崔數一時失口, 聲漸微細,看女郎沈著自如,理所當然地受了他這句‘臣’, 心怦怦亂跳, 不自覺伸手試探著放在她膝上, 低聲喚道:“殿下……”

李元熙拍拍他的手背, 細聲細氣:“在外不許這麽叫我。”

崔數眸光震顫,繼而翻湧出灼熱的癡怔。袖下握著折扇的手掐破掌心,在刺痛中暗暗發狠——謝有缺!縱是陷阱,哪怕碎骨,本侯也跳了!

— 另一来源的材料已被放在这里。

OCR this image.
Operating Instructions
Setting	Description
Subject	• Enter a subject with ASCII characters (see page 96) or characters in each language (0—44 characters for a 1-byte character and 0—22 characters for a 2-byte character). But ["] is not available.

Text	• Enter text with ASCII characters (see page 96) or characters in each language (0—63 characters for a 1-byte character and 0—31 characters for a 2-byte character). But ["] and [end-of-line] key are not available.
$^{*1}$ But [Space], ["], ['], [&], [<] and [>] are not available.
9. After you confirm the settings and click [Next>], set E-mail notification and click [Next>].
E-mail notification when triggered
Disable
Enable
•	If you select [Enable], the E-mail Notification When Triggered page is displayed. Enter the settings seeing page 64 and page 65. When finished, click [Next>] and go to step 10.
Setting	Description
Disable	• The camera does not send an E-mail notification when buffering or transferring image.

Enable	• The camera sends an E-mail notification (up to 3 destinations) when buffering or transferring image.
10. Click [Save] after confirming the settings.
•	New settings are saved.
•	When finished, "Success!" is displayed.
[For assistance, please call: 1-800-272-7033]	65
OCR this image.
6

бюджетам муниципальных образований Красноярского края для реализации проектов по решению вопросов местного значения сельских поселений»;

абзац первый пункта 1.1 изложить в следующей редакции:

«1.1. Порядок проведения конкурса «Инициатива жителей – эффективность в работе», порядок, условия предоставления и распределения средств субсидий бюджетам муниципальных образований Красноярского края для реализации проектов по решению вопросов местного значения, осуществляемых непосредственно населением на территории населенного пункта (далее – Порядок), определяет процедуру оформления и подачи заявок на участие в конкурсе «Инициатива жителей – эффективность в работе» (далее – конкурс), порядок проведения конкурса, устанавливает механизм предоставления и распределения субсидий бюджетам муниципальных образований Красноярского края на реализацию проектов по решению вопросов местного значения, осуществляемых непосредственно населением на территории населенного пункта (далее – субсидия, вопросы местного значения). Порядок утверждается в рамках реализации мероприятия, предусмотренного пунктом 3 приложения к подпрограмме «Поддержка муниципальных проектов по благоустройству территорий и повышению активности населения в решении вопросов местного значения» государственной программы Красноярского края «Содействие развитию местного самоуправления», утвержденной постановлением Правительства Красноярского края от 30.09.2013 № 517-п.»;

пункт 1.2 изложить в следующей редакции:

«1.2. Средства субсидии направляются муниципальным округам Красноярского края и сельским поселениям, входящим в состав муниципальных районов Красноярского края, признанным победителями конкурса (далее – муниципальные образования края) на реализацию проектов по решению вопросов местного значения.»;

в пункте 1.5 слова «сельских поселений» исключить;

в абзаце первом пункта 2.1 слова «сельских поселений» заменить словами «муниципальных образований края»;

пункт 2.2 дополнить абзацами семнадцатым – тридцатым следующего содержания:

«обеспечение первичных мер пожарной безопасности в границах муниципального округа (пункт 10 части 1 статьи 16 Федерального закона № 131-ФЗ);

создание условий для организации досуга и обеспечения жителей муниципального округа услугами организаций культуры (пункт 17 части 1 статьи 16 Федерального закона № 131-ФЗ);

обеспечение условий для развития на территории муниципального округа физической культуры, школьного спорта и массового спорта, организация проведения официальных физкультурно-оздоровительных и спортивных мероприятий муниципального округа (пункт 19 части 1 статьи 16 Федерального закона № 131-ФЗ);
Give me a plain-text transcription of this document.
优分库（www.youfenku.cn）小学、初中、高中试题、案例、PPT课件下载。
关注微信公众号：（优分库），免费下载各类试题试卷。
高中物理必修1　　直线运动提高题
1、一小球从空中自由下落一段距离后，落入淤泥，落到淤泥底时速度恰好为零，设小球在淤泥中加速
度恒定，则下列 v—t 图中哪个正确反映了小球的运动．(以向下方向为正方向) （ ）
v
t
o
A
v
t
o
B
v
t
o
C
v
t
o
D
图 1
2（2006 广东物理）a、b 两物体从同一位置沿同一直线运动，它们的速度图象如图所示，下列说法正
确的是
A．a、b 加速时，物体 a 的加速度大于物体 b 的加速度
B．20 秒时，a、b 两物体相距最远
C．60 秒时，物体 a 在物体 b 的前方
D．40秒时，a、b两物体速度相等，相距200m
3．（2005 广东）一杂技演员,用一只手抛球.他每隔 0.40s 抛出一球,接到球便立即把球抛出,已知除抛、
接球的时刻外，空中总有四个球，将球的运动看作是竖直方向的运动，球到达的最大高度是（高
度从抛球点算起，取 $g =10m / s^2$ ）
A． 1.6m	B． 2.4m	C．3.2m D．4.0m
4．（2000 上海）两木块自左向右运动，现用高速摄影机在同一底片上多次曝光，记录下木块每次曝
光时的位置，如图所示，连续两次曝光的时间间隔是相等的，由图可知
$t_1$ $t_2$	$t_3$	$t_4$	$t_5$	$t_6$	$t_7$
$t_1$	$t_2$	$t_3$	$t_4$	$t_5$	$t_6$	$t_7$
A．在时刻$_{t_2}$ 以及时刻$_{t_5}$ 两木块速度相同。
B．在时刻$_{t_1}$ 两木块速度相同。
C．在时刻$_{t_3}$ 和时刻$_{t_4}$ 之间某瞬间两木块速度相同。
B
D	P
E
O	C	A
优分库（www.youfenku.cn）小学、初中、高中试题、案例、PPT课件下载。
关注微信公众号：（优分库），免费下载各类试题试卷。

他不敢主動去握她的手,低聲道:“那、那叫你熙兒可好?”

李元熙挑眉不語。

崔數比她小上一歲, 私下喜歡偷偷叫她阿姐, 有次被太子聽見, 還瞪了他好久。

崔數仿佛從女郎眼中看出‘你怎不叫阿姐了’的揶揄之意,明明已非小郎,仍覺薄面生暈,慌忙移開眼, 又忍不住看回來,扯些閑話道:“那個打傷宋兄的外舍生, 我聽人說,若非女郎明察,怕是就讓他逃脫了,女郎是如何看出不妥之處的?”

他自得了謝玦的信,立馬派人打探了消息。

也是十分好奇。

李元熙不緊不慢道:“時辰對不上。”

“衛士千步一樁巡崗,若只那一條道,以盧八郎所述推算腳程, 後到的衛士斷不能看見其背影。其中約有半刻之差。鄭義行事既然不周密,那麽與盧八郎相類的雨披和糕點或許會是破綻,卻沒成想,他竟蠢到直接落在了明面上。”

短短幾句話的功夫,竟能精確算出半刻之差。

崔數不由蜷起手指,數算於他不異於天文,而公主心算之能世間少有。逢算學課,便只有謝玦那廝能賣弄風頭。然昨夜謝玦也在……

李元熙見崔數神飛天外,笑了笑,一手支頷,閉目入定。

崔數再回過神,小心翼翼地抽回手,連呼吸也放輕,只目不轉睛地看著。

一瞬不知何載,惟餘馬車轆轆之聲。

宋府離尚書省前街不遠,正門並未開在大道,然巷道也還算寬闊,因一街俱是高官府邸,行路人少,見了侯府車隊均下馬回避。婢女上前叩門,命門仆將轎子備妥,方來掀車簾,卻見主子比了個‘肅靜退下’的手勢,直到兩刻鐘後,才如珠似寶地護著那小郎、也就是林娘子下車。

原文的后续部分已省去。